Losing ourselves to perfection

Along with the recent material design guidelines, developers at Google have released a new version of the Roboto type family. Changes to the font include tuning to work across more screen sizes and conditions, from watches to desktops, televisions to cars. nearly every glyph from the typeface has been tweaked and updated in some way.

‘We see Roboto as an evolving type family and plan to continue to change and update it as the system evolves,’ explains Googler Louis Gray. ‘It used to be that a type family was designed once and then used without change for many years. Sometimes an updated version was released with a new name, sometimes by appending a ‘neue’ or ‘new’. The old model for releasing metal typefaces doesn’t make sense for an operating system that is constantly improving.

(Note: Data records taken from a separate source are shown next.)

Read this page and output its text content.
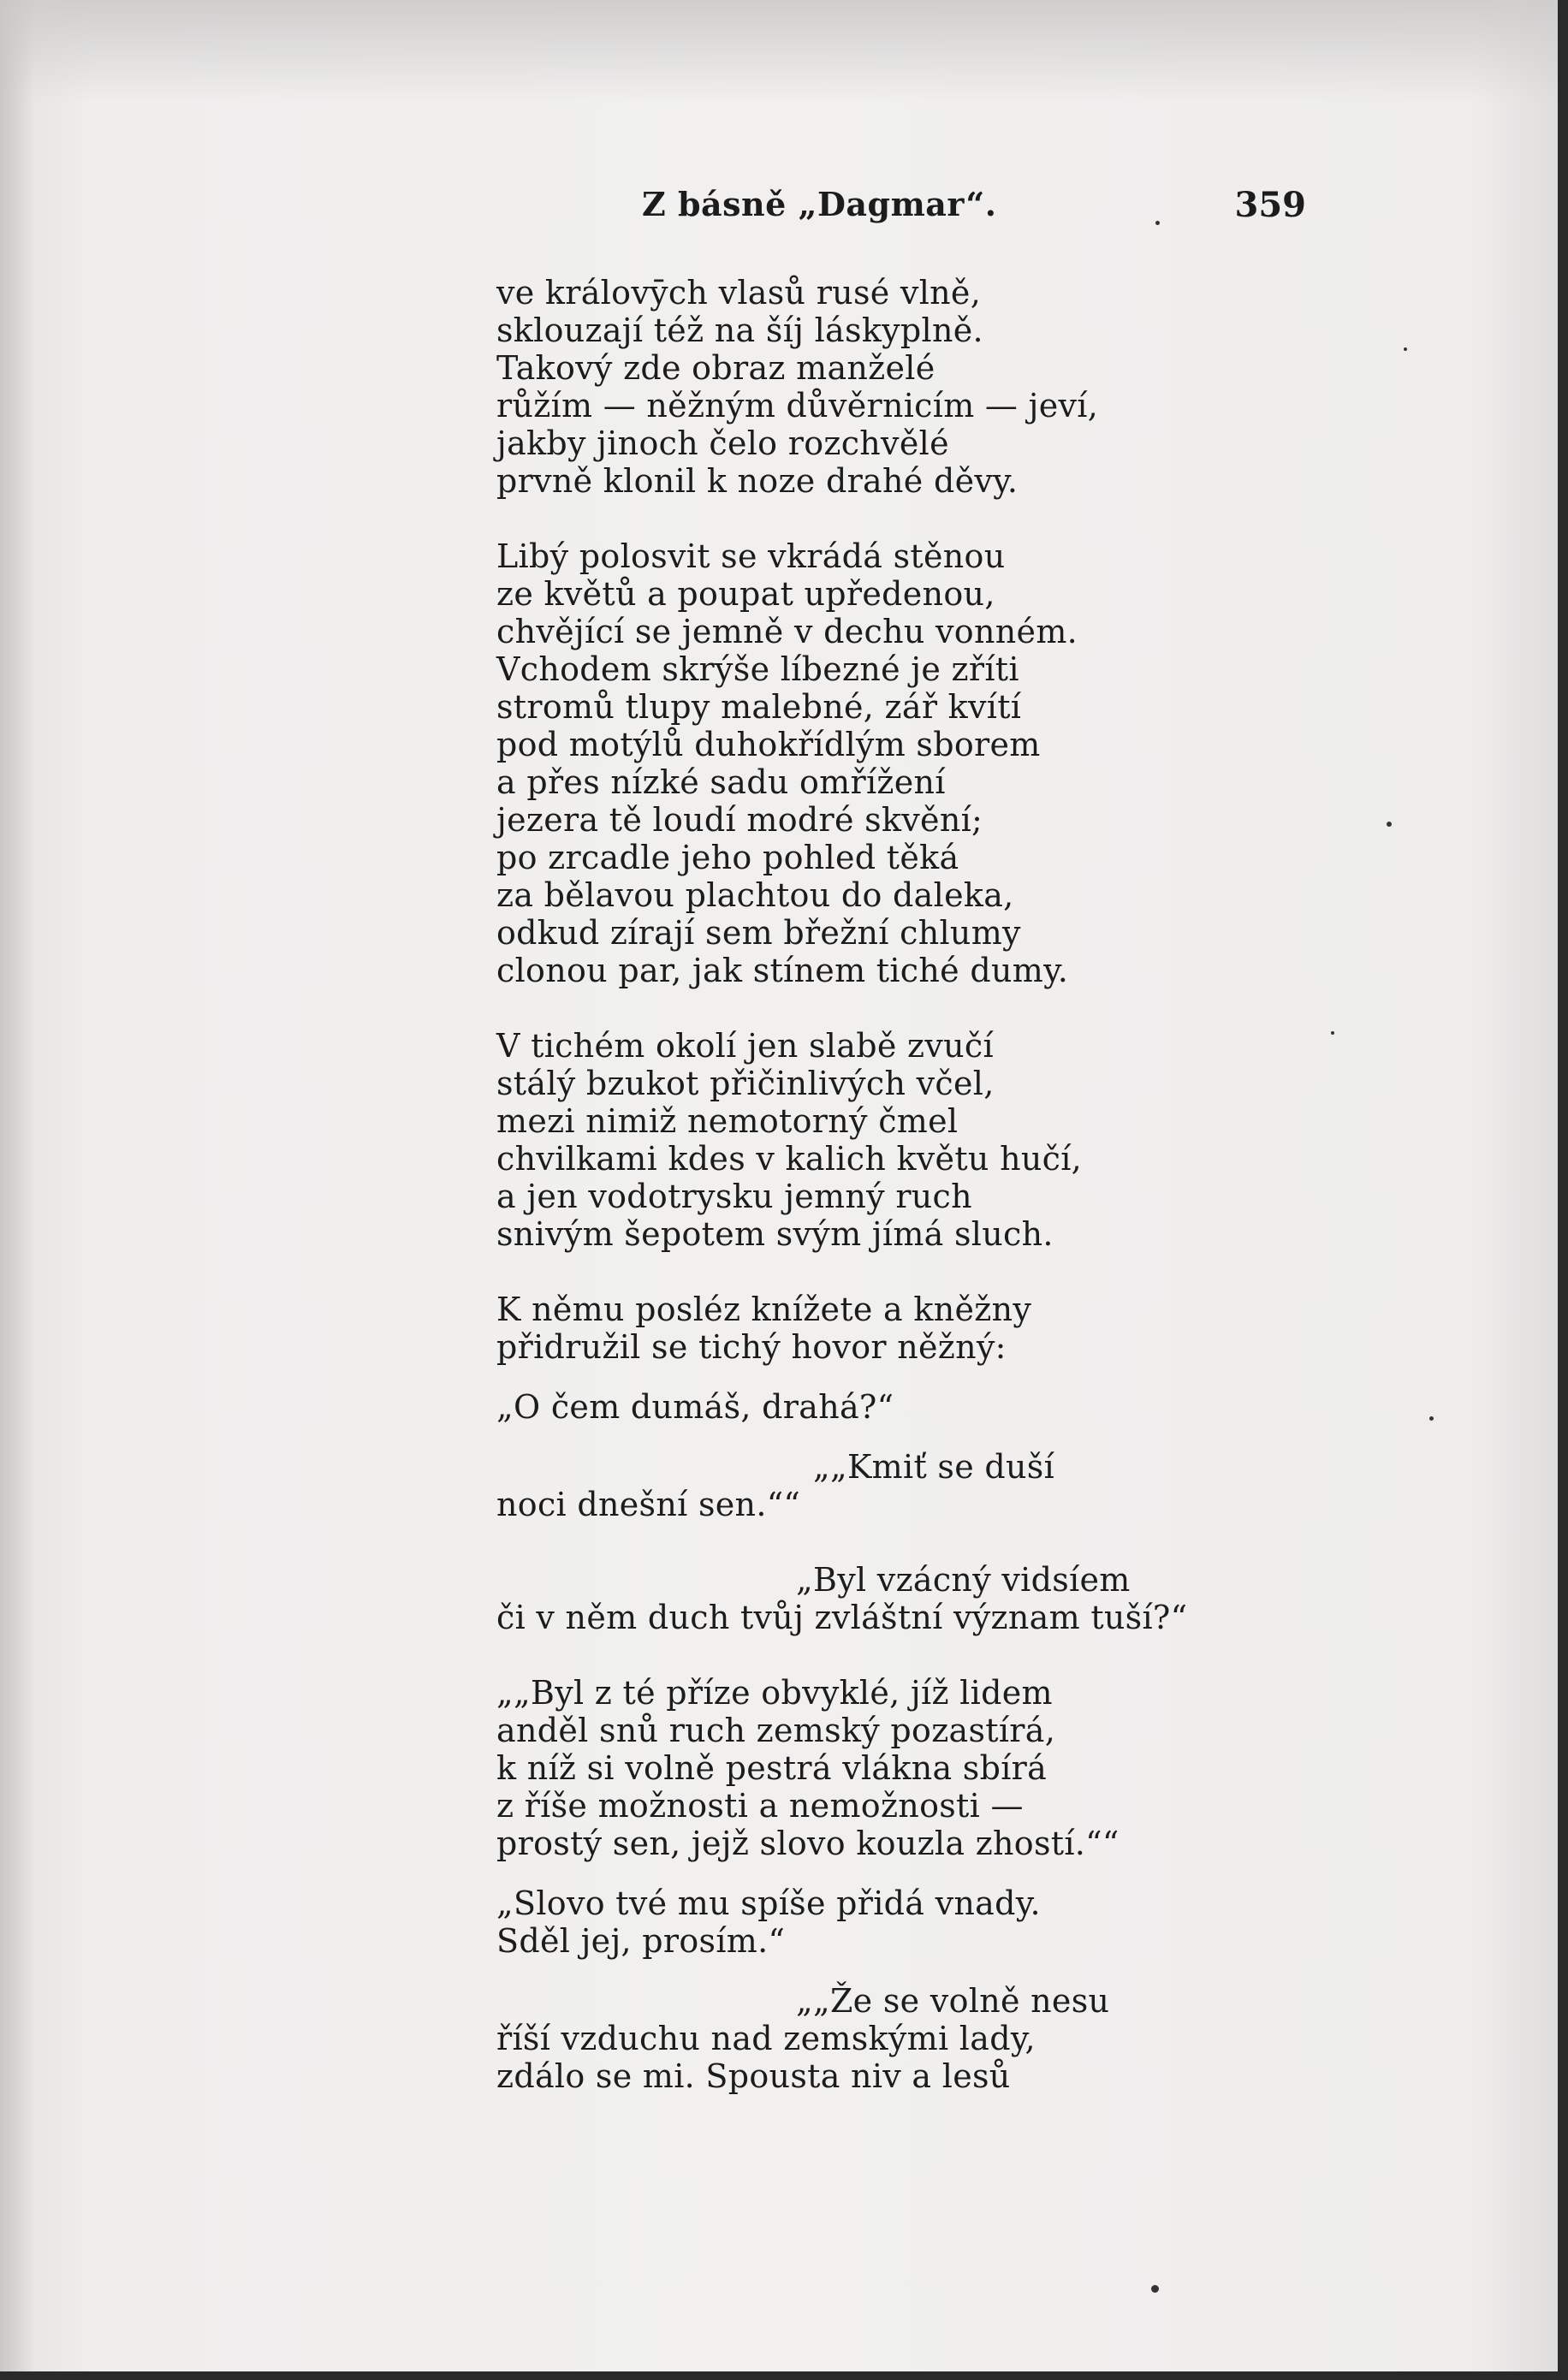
Z básně „Dagmar“.	359
ve královȳch vlasů rusé vlně,
sklouzají též na šíj láskyplně.
Takový zde obraz manželé
růžím — něžným důvěrnicím — jeví,
jakby jinoch čelo rozchvělé
prvně klonil k noze drahé děvy.
Libý polosvit se vkrádá stěnou
ze květů a poupat upředenou,
chvějící se jemně v dechu vonném.
Vchodem skrýše líbezné je zříti
stromů tlupy malebné, zář kvítí
pod motýlů duhokřídlým sborem
a přes nízké sadu omřížení
jezera tě loudí modré skvění;
po zrcadle jeho pohled těká
za bělavou plachtou do daleka,
odkud zírají sem břežní chlumy
clonou par, jak stínem tiché dumy.
V tichém okolí jen slabě zvučí
stálý bzukot přičinlivých včel,
mezi nimiž nemotorný čmel
chvilkami kdes v kalich květu hučí,
a jen vodotrysku jemný ruch
snivým šepotem svým jímá sluch.
K němu posléz knížete a kněžny
přidružil se tichý hovor něžný:
„O čem dumáš, drahá?“
„„Kmiť se duší
noci dnešní sen.““
„Byl vzácný vidsíem
či v něm duch tvůj zvláštní význam tuší?“
„„Byl z té příze obvyklé, jíž lidem
anděl snů ruch zemský pozastírá,
k níž si volně pestrá vlákna sbírá
z říše možnosti a nemožnosti —
prostý sen, jejž slovo kouzla zhostí.““
„Slovo tvé mu spíše přidá vnady.
Sděl jej, prosím.“
„„Že se volně nesu
říší vzduchu nad zemskými lady,
zdálo se mi. Spousta niv a lesů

As the system evolves over time, the type should evolve along with it.’

Which is all well and good – and to be fair is an intelligent approach to rendering type in the digital age. However, how will an evolving font system effect your website design as the font ‘matures’? There’s a good chance that the site in question will be refreshed long before the font has evolved enough to be radically different from the original. It does however raise the question; how will the possibility of future websites autonomously evolving, based upon pre-determined algorithms (and eventually AI), change your design creations? This is purely speculative, but brought to its logical conclusion you have to ask; will we end up with an homogenised internet? Will diversity and identity ultimately be sacrificed for functionality or will we always want to look just a little bit different to the site next door?